De Zegen van Aäron (Hebreeuws ברכת כהנים, Jiddisch duchening), soms Aäronitische zegen genoemd, is een priesterlijke zegen die in veel christelijke kerken en gemeenten een vast onderdeel is van de liturgie of eredienst. De zegen wordt aan het eind van de viering of dienst door de priester, dominee of voorganger uitgesproken, waarbij hij/zij de armen zegenend heeft uitgestrekt.
De zegen is afkomstig uit het Bijbelboek Numeri 6:24-26:
De HEERE zegene u en behoede u!
De HEERE doe Zijn aangezicht over u lichten en zij u genadig!
De HEERE verheffe Zijn aangezicht over u en geve u vrede!
Hij was volgens deze overlevering door God via Mozes aan de eerste hogepriester van het volk Israël, Aäron, gegeven om over het volk uit te spreken.

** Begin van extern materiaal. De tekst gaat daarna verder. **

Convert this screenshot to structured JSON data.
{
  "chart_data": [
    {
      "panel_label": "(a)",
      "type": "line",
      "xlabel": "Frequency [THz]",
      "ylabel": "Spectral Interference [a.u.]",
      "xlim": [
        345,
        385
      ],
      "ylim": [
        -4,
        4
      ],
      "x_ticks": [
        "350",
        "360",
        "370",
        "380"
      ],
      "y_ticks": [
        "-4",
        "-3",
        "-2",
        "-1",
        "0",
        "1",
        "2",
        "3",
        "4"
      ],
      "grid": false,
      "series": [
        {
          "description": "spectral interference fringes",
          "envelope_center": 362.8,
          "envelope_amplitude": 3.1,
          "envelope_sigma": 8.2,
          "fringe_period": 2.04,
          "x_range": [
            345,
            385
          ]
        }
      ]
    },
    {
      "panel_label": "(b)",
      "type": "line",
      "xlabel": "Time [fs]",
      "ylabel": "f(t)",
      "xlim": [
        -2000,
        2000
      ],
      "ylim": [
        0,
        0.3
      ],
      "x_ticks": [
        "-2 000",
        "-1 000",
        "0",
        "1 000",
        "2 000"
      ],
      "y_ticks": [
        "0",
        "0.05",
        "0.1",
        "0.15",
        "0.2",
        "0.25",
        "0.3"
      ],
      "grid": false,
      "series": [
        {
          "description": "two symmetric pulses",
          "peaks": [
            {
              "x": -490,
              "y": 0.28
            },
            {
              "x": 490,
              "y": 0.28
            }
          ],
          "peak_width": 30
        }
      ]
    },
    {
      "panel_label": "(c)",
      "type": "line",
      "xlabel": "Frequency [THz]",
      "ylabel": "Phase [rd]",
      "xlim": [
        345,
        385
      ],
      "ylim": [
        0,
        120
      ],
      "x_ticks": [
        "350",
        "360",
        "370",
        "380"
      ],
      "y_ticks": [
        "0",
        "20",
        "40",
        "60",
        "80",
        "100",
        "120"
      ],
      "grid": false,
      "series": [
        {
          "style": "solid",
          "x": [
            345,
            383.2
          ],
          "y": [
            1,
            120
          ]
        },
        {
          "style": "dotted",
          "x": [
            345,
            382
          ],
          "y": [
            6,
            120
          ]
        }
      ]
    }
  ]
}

Bij sommige Joden is het de gewoonte om tijdens de Aäronitische zegen (Num. 6:22-27), de vingers van de handen in de vorm van de shin te zetten en uit de meditatieve kabbala komt (zie → shin voor een verdere uitleg).
Uit archeologische opgravingen, zoals bij Khirbet el-Qōm en de stele van Yehawmilk weten we dat het zegenen met één hand gebeurde (J.A.J. Pater, p. 30-32). Dit wordt mogelijk bevestigd in Leviticus 9:22 waar in de Ketiv יָדֹו "hand" staat (Qere יָדָ֛יו "handen").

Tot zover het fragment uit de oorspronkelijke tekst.